In the silence of the early dawn, while I’m enjoying the first cigarette of the day, I remember part of the dream: someone I know, but I cannot remember who, tells me “your eyes look really tired ... you have really tired eyes ...". Out of the shower, I’m staring at myself in the mirror. Eh, I think, my eyes look really tired…and these big and deep dark circles under them… Maybe it’s because I sleep shortly and badly, recently, and maybe those circles will be there anyway, as a mark, after all the years I spent in excesses. But there is something more: my eyes are tired, they are empty, they do not shine as they should, as they did.

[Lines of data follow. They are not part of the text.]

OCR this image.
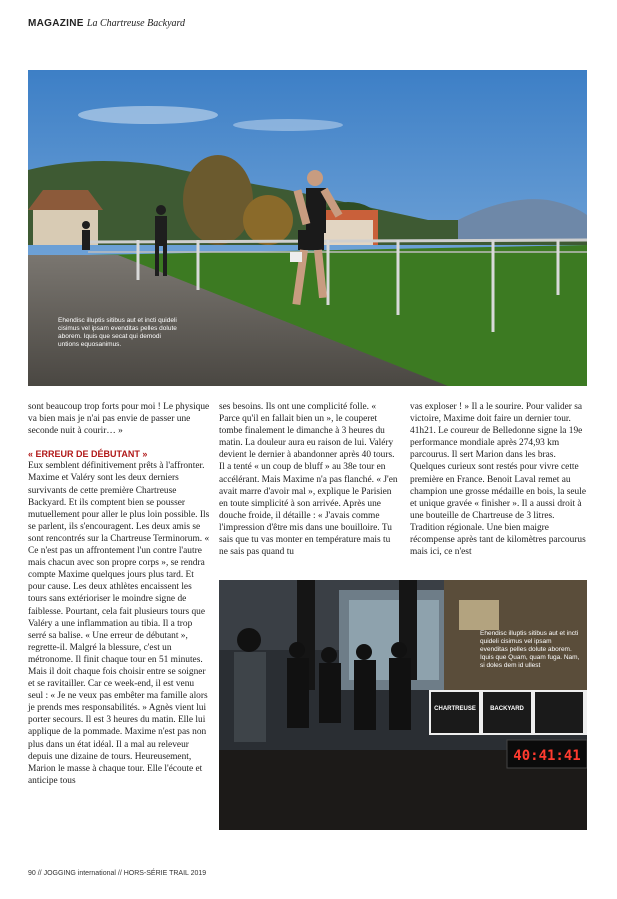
MAGAZINE La Chartreuse Backyard
Ehendisc illuptis sitibus aut et incti quideli cisimus vel ipsam evenditas pelles dolute aborem. Iquis que secat qui demodi untions equosanimus.

sont beaucoup trop forts pour moi ! Le physique va bien mais je n'ai pas envie de passer une seconde nuit à courir… »

« ERREUR DE DÉBUTANT »

Eux semblent définitivement prêts à l'affronter. Maxime et Valéry sont les deux derniers survivants de cette première Chartreuse Backyard. Et ils comptent bien se pousser mutuellement pour aller le plus loin possible. Ils se parlent, ils s'encouragent. Les deux amis se sont rencontrés sur la Chartreuse Terminorum. « Ce n'est pas un affrontement l'un contre l'autre mais chacun avec son propre corps », se rendra compte Maxime quelques jours plus tard. Et pour cause. Les deux athlètes encaissent les tours sans extérioriser le moindre signe de faiblesse. Pourtant, cela fait plusieurs tours que Valéry a une inflammation au tibia. Il a trop serré sa balise. « Une erreur de débutant », regrette-il. Malgré la blessure, c'est un métronome. Il finit chaque tour en 51 minutes. Mais il doit chaque fois choisir entre se soigner et se ravitailler. Car ce week-end, il est venu seul : « Je ne veux pas embêter ma famille alors je prends mes responsabilités. » Agnès vient lui porter secours. Il est 3 heures du matin. Elle lui applique de la pommade. Maxime n'est pas non plus dans un état idéal. Il a mal au releveur depuis une dizaine de tours. Heureusement, Marion le masse à chaque tour. Elle l'écoute et anticipe tous

ses besoins. Ils ont une complicité folle. « Parce qu'il en fallait bien un », le couperet tombe finalement le dimanche à 3 heures du matin. La douleur aura eu raison de lui. Valéry devient le dernier à abandonner après 40 tours. Il a tenté « un coup de bluff » au 38e tour en accélérant. Mais Maxime n'a pas flanché. « J'en avait marre d'avoir mal », explique le Parisien en toute simplicité à son arrivée. Après une douche froide, il détaille : « J'avais comme l'impression d'être mis dans une bouilloire. Tu sais que tu vas monter en température mais tu ne sais pas quand tu

vas exploser ! » Il a le sourire. Pour valider sa victoire, Maxime doit faire un dernier tour. 41h21. Le coureur de Belledonne signe la 19e performance mondiale après 274,93 km parcourus. Il sert Marion dans les bras. Quelques curieux sont restés pour vivre cette première en France. Benoit Laval remet au champion une grosse médaille en bois, la seule et unique gravée « finisher ». Il a aussi droit à une bouteille de Chartreuse de 3 litres. Tradition régionale. Une bien maigre récompense après tant de kilomètres parcourus mais ici, ce n'est

CHARTREUSE BACKYARD
40:41:41
Ehendisc illuptis sitibus aut et incti quideli cisimus vel ipsam evenditas pelles dolute aborem. Iquis que Quam, quam fuga. Nam, si doles dem id ullest
90 // JOGGING international // HORS-SÉRIE TRAIL 2019
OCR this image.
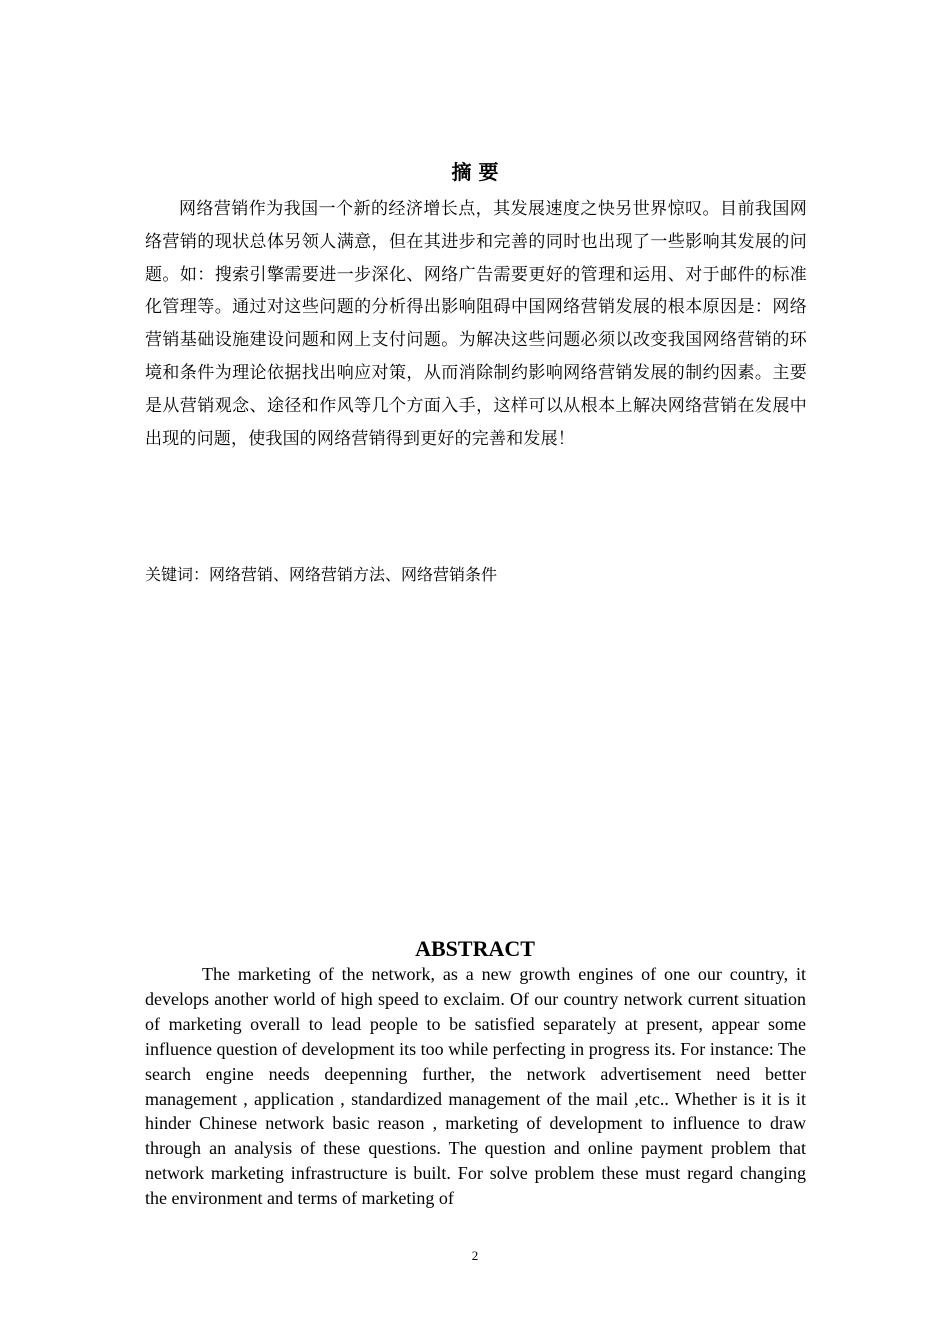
摘 要

网络营销作为我国一个新的经济增长点，其发展速度之快另世界惊叹。目前我国网络营销的现状总体另领人满意，但在其进步和完善的同时也出现了一些影响其发展的问题。如：搜索引擎需要进一步深化、网络广告需要更好的管理和运用、对于邮件的标准化管理等。通过对这些问题的分析得出影响阻碍中国网络营销发展的根本原因是：网络营销基础设施建设问题和网上支付问题。为解决这些问题必须以改变我国网络营销的环境和条件为理论依据找出响应对策，从而消除制约影响网络营销发展的制约因素。主要是从营销观念、途径和作风等几个方面入手，这样可以从根本上解决网络营销在发展中出现的问题，使我国的网络营销得到更好的完善和发展！

关键词：网络营销、网络营销方法、网络营销条件

ABSTRACT

The marketing of the network, as a new growth engines of one our country, it develops another world of high speed to exclaim. Of our country network current situation of marketing overall to lead people to be satisfied separately at present, appear some influence question of development its too while perfecting in progress its. For instance: The search engine needs deepenning further, the network advertisement need better management , application , standardized management of the mail ,etc.. Whether is it is it hinder Chinese network basic reason , marketing of development to influence to draw through an analysis of these questions. The question and online payment problem that network marketing infrastructure is built. For solve problem these must regard changing the environment and terms of marketing of

2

Suddenly, This quote of Sergio Bambarén comes to my mind: “Never miss the special light that lights your eyes and comes directly from your soul. And if it should happen, fight every day to regain it.” (Letter to My Son about Happiness) And shortly thereafter, I do not know by what connections, I think about Martha Medeiros poem “Die slowly”.
To fight to turn that light back into my eyes, to fight to do not die slowly. It seems easy, but often the most obvious solutions are the most difficult to find, even if they are in front of our eyes...
Once I knew how to do it. Once I had the strength, I had the will and the courage. I had experiences to make and strong emotions to find, looking always for the risk and the danger as the only way to feel myself alive. And then, I lived without worrying too much about the future, about the next day, or about the consequences.
Now, instead, I’m thinking about the future. Now, I start to try to find inner peace by accepting the normal and boring everyday life. Now I care too much about the consequences, about what will happen tomorrow. Now I have my obligations towards the society, living according to the set schemes, with a home to pay, a job to keep. Now the quiet daily life kills me slowly, like the agony of the monotonous succession of days, each one equal to the other, though.
And so, I find myself as I've been thrown in this uncomfortable cage, by myself, by the system, by common life. I have overcome the angry youth, and now I just keep going forward, more calm and balanced in decisions and judgments. I have to admit it: I no longer have the strength to break these chains and “fuck off”.
But in my own way, I can’t accept to die slowly, I can’t accept to deal with the agony of everyday life without giving a fight. Little by little, I try to fall in love with my life again, and every day I’m looking for, and looking forward, new things to feel better. Something may happen and something can always be done. Maybe without taking risks or looking for danger. No, just something that lights my flame of living again.
Because young people are struggling to keep it alive. Instead the adults, perhaps, they just protect it with one hand and have a lighter in the other.